Emsal Mahkeme Kararı İstanbul Bölge Adliye Mahkemesi 4. Hukuk Dairesi 2022/2816 E. 2022/2265 K. 06.10.2022 T.

Görüntülediğiniz mahkeme kararı henüz kesinleşmemiştir. Yararlı olması amacıyla eklenmiştir.

T.C.
İSTANBUL
BÖLGE ADLİYE MAHKEMESİ
4. HUKUK DAİRESİ
DOSYA NO: 2022/2816
KARAR NO: 2022/2265
T Ü R K M İ L L E T İ A D I N A
İ S T İ N A F K A R A R I
İNCELENEN KARARIN
MAHKEMESİ: İSTANBUL 12. ASLİYE TİCARET MAHKEMESİ
TARİHİ: 25/05/2022
NUMARASI: 2022/282 – 2022/551
DAVANIN KONUSU: İtirazın İptali
İSTİNAF KARAR TARİHİ: 06/10/2022
Yukarıda yazılı ilk derece mahkemesi kararına karşı istinaf kanun yoluna başvurulmuş olmakla HMK’ nın 353.maddesi uyarınca dosya incelendi,
GEREĞİ GÖRÜŞÜLÜP DÜŞÜNÜLDÜ: Davacı vekili dava dilekçesinde; davalının yaptığı kazı ile müvekkiline ait alt yapıya hasar verdiğinden bahisle başlatılan icra takibine yönelik itirazın iptaline karar verilmesini talep etmiştir.
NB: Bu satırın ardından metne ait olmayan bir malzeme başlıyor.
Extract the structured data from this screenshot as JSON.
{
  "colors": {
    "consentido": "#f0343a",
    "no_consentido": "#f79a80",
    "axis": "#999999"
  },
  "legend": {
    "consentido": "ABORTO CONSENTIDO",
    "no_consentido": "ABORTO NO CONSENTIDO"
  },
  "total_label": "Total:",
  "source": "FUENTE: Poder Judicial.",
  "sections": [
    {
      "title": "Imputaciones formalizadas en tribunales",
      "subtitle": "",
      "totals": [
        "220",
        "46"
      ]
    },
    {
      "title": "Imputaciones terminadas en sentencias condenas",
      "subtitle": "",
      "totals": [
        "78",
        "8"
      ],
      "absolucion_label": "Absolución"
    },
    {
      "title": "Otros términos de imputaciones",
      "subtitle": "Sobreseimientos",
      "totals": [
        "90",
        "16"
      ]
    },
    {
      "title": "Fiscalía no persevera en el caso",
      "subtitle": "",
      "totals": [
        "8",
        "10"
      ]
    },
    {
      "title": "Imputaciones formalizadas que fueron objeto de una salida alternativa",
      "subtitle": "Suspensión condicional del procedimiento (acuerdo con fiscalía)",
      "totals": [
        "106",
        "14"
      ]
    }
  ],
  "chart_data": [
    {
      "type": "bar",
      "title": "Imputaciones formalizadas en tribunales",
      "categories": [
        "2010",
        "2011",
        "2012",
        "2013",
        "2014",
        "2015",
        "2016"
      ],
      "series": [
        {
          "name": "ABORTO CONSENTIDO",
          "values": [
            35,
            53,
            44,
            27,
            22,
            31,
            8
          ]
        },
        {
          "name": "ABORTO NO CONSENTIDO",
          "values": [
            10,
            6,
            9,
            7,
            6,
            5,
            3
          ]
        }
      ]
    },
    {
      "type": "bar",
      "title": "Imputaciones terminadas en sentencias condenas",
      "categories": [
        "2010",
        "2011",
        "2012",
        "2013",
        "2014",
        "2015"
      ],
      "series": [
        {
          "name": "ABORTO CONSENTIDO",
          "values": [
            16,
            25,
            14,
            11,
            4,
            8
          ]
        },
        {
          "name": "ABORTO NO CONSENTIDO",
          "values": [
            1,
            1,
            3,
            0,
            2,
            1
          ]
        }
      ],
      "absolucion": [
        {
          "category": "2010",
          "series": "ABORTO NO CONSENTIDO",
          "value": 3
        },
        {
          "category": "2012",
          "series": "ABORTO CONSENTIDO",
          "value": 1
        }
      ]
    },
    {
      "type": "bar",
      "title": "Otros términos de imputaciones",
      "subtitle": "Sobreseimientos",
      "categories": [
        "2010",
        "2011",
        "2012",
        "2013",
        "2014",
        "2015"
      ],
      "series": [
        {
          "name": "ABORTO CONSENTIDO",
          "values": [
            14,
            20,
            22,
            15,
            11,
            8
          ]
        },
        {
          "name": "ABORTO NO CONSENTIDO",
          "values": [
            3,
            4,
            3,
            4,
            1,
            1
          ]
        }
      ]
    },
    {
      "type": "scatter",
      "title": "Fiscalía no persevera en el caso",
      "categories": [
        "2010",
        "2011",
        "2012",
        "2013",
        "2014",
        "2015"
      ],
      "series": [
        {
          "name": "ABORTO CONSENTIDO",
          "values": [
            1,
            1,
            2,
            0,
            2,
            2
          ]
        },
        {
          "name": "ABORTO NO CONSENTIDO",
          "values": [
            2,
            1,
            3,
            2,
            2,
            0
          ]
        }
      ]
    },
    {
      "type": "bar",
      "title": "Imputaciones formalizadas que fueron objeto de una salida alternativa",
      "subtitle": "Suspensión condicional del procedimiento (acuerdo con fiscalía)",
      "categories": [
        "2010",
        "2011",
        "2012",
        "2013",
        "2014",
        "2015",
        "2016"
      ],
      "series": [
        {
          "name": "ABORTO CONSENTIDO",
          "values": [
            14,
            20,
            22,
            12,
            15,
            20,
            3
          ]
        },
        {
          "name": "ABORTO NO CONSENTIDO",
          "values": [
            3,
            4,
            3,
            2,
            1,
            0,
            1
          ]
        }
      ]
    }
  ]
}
Davalı vekili cevap dilekçesinde; Davanın reddini savunmuştur. İlk Derece Mahkemesince; Dosya kapsamı ve yukarıda belirtilen yasal mevzuat hep beraber değerlendirildiğinde, davacı ile davalı şirket arasında TTK 16/1 maddesi anlamında, sözleşmeye dayalı bir ilişki bulunmadığı, davanın, davalı idare tarafından altyapı çalışmaları sırasında, davacı şirkete ait tesislere verilen zararın tazmini amacıyla açıldığı, davalının sorumluluğunun asıl kaynağının, kamu hizmeti yürütülmesi esnasında verilen zarardan doğduğu, İSKİ’nin kuruluş amacı verdiği kamusal hizmet düşünüldüğünde tacir olarak nitelendirilemeyeceği, kamu hizmeti yürüten idarenin bu hizmeti yürüttüğü sırada verdiği zararın tazmini istemiyle açılan dava, kamu hizmetinin yöntemine ve hukuka uygun olarak yürütülüp yürütülmediğinin, bu hizmetin yürütülmesinde hizmet kusuru veya başka nedenle idarenin sorumluluğu bulunup bulunmadığının tespitinin gerekeceği, davanın ise itirazın iptali davası olarak değil “Tam Yargı” davası olarak görülmesi gerektiği, ancak tam yargı davalarını görme yetkisinin adli yargı değil idari yargıya ait olduğu, HMK 114/1-b maddesine göre “yargı yolunun caiz olması” dava şartının mevcut olmadığı, ayrıca, Uyuşmazlık Mahkemesinin 05/04/2021 tarih, 2021/28 esas, 2021/144 karar sayılı, 29/11/2021 tarih, 2021/602 esas, 2021/612 karar sayılı, 27/12/2021 tarih, 2021/608 esas, 2021/680 karar sayılı yakın tarihli ilamları ile mahkememizde görülen dava ile aynı taraf ve nitelikte bulunan davalarda içtihat değişikliğine gidildiği, her ne kadar Uyuşmazlık Mahkemesi kararlarının incelenen dosyalar ile sınırlı olduğu, doğrudan doğruya mahkememiz dosyasını etkilemeyeceği söylenebilirse de, yargı kararları arasında birliğin sağlanması ve hukuki güvenlik ilkesinin tesisi anlamında, Uyuşmazlık Mahkemesi kararlarının mahkememizce kabul edilebileceği kanaatine varılarak, davanın yargı yolu dava şartı yokluğundan HMK.114/1-b ve 115/2. maddeleri uyarınca usulden reddine karar verilmiştir. Verilen karara karşı davacı vekilince istinaf yasa yoluna başvurulmuştur. Davacı vekili istinaf dilekçesinde; Adli yargının görevli olduğunu ileri sürmüştür.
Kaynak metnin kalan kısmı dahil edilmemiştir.